Rethinking Garment Conditioning in Diffusion-based Virtual Try-On
Kihyun Na, Jinyoung Choi, Injung Kim
TL;DR
Rethinking Garment Conditioning in Diffusion-based Virtual Try-On identifies the substantial computational cost of dual UNet VTON approaches and proposes Re-CatVTON, a single-UNet model guided by hypotheses on how to learn timesteps-aligned, garment-context features. The authors implement full UNet fine-tuning, timestep-aware conditioning, garment-region loss exclusion, improved classifier-free guidance, and ground-truth latent injection to mitigate error propagation, achieving state-of-the-art-like performance on VITON-HD and competitive results on DressCode with significantly lower compute than dual UNet models. Through visualization and theoretical analysis, the work shows that careful conditioning design can close much of the fidelity gap between single- and dual-UNet VTONs, enabling practical deployment. The approach yields strong improvements in FID, KID, and LPIPS with only a marginal SSIM trade-off, offering a practical efficiency–performance balance for diffusion-based virtual try-on systems.
Abstract
Virtual Try-On (VTON) is the task of synthesizing an image of a person wearing a target garment, conditioned on a person image and a garment image.

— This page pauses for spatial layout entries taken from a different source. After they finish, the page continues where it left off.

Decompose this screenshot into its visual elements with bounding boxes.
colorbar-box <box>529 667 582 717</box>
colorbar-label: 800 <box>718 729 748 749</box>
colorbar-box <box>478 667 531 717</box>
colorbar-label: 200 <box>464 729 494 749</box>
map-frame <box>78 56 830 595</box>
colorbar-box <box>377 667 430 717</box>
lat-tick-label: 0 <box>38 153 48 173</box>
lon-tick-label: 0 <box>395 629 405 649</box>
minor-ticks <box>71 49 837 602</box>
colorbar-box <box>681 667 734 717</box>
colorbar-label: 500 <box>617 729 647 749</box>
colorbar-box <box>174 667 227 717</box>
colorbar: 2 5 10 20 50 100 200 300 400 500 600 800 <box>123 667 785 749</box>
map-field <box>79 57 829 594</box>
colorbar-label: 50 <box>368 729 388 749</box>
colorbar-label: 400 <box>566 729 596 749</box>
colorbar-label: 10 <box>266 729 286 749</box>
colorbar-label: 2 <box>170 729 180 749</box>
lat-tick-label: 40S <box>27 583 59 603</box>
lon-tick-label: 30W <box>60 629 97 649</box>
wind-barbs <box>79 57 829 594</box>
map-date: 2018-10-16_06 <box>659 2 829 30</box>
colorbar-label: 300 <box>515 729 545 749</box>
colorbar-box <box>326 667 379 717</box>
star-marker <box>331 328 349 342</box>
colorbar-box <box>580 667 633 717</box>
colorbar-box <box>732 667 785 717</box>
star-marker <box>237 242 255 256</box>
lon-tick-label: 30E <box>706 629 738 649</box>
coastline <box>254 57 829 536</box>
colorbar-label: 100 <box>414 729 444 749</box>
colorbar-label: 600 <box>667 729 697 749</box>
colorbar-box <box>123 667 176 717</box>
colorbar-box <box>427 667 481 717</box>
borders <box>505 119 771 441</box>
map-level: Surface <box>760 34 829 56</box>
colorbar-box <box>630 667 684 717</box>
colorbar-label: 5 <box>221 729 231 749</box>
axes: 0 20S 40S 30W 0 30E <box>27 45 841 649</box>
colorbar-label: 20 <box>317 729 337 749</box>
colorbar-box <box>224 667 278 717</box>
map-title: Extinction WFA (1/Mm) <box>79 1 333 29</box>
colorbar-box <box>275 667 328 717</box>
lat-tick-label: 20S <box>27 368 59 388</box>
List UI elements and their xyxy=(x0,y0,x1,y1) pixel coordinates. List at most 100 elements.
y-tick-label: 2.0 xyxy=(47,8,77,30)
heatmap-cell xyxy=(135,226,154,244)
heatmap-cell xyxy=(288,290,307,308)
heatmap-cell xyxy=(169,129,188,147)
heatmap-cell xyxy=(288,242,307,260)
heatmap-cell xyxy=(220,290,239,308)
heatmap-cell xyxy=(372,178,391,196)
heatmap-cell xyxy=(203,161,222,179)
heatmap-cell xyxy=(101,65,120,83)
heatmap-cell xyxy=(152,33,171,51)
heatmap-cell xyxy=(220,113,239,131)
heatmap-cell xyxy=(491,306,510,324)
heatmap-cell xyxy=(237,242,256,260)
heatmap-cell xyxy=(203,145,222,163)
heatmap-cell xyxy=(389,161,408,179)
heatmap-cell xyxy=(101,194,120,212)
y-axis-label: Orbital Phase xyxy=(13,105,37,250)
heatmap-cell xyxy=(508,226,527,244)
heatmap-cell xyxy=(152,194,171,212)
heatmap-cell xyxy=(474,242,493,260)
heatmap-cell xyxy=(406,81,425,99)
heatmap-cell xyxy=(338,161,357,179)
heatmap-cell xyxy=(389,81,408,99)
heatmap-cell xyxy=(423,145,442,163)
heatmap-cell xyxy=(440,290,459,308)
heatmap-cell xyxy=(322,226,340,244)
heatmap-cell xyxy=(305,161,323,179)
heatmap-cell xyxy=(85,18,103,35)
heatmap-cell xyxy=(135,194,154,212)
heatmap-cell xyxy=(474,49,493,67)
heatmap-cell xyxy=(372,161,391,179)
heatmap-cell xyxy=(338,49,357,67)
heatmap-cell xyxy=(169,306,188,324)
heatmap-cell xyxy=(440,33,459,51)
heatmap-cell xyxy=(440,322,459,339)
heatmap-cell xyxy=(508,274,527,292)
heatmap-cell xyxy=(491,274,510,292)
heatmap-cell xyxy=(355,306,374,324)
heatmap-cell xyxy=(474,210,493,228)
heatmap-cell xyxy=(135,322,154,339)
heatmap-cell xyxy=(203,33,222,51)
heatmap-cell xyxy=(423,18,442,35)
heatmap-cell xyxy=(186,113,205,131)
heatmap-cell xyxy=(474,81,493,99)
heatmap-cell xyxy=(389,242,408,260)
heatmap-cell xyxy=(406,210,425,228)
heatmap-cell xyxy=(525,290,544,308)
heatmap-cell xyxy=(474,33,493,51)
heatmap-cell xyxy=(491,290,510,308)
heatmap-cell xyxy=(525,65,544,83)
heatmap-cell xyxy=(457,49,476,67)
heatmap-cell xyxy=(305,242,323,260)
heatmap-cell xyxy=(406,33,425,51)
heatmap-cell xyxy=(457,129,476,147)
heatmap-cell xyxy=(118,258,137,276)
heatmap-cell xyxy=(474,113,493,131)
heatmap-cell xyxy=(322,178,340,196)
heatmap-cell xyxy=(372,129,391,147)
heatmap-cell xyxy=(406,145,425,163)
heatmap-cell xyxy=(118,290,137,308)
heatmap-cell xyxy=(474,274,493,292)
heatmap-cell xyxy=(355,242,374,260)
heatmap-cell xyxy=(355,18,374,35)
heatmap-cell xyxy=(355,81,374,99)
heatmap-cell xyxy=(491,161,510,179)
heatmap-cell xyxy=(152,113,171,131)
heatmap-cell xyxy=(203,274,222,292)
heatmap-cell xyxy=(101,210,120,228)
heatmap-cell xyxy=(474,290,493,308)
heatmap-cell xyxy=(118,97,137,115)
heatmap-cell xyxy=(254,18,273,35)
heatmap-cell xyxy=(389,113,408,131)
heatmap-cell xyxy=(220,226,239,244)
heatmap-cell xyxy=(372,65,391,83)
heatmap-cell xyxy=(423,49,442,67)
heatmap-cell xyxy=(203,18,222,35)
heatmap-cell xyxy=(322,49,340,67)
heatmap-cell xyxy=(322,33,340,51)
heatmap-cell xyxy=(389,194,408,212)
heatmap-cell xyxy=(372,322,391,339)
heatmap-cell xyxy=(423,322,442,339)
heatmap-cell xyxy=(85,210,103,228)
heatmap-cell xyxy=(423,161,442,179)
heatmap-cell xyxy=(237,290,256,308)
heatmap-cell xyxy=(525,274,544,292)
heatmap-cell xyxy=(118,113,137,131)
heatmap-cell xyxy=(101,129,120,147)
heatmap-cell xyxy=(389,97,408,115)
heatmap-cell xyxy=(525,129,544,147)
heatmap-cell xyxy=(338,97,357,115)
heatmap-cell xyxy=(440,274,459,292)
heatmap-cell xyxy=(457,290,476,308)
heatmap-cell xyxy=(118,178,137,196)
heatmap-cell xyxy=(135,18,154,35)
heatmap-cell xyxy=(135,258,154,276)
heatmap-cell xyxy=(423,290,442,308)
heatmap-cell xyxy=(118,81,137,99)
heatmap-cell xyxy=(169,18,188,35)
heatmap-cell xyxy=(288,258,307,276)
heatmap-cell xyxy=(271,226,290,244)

While diffusion-based VTON models featuring a Dual UNet architecture demonstrate superior fidelity compared to single UNet models, they incur substantial computational and memory overhead due to their heavy structure. In this study, through visualization analysis and theoretical analysis, we derived three hypotheses regarding the learning of context features to condition the denoising process. Based on these hypotheses, we developed Re-CatVTON, an efficient single UNet model that achieves high performance. We further enhance the model by introducing a modified classifier-free guidance strategy tailored for VTON's spatial concatenation conditioning, and by directly injecting the ground-truth garment latent derived from the clean garment latent to prevent the accumulation of prediction error. The proposed Re-CatVTON significantly improves performance compared to its predecessor (CatVTON) and requires less computation and memory than the high-performance Dual UNet model, Leffa. Our results demonstrate improved FID, KID, and LPIPS scores, with only a marginal decrease in SSIM, establishing a new efficiency-performance trade-off for single UNet VTON models.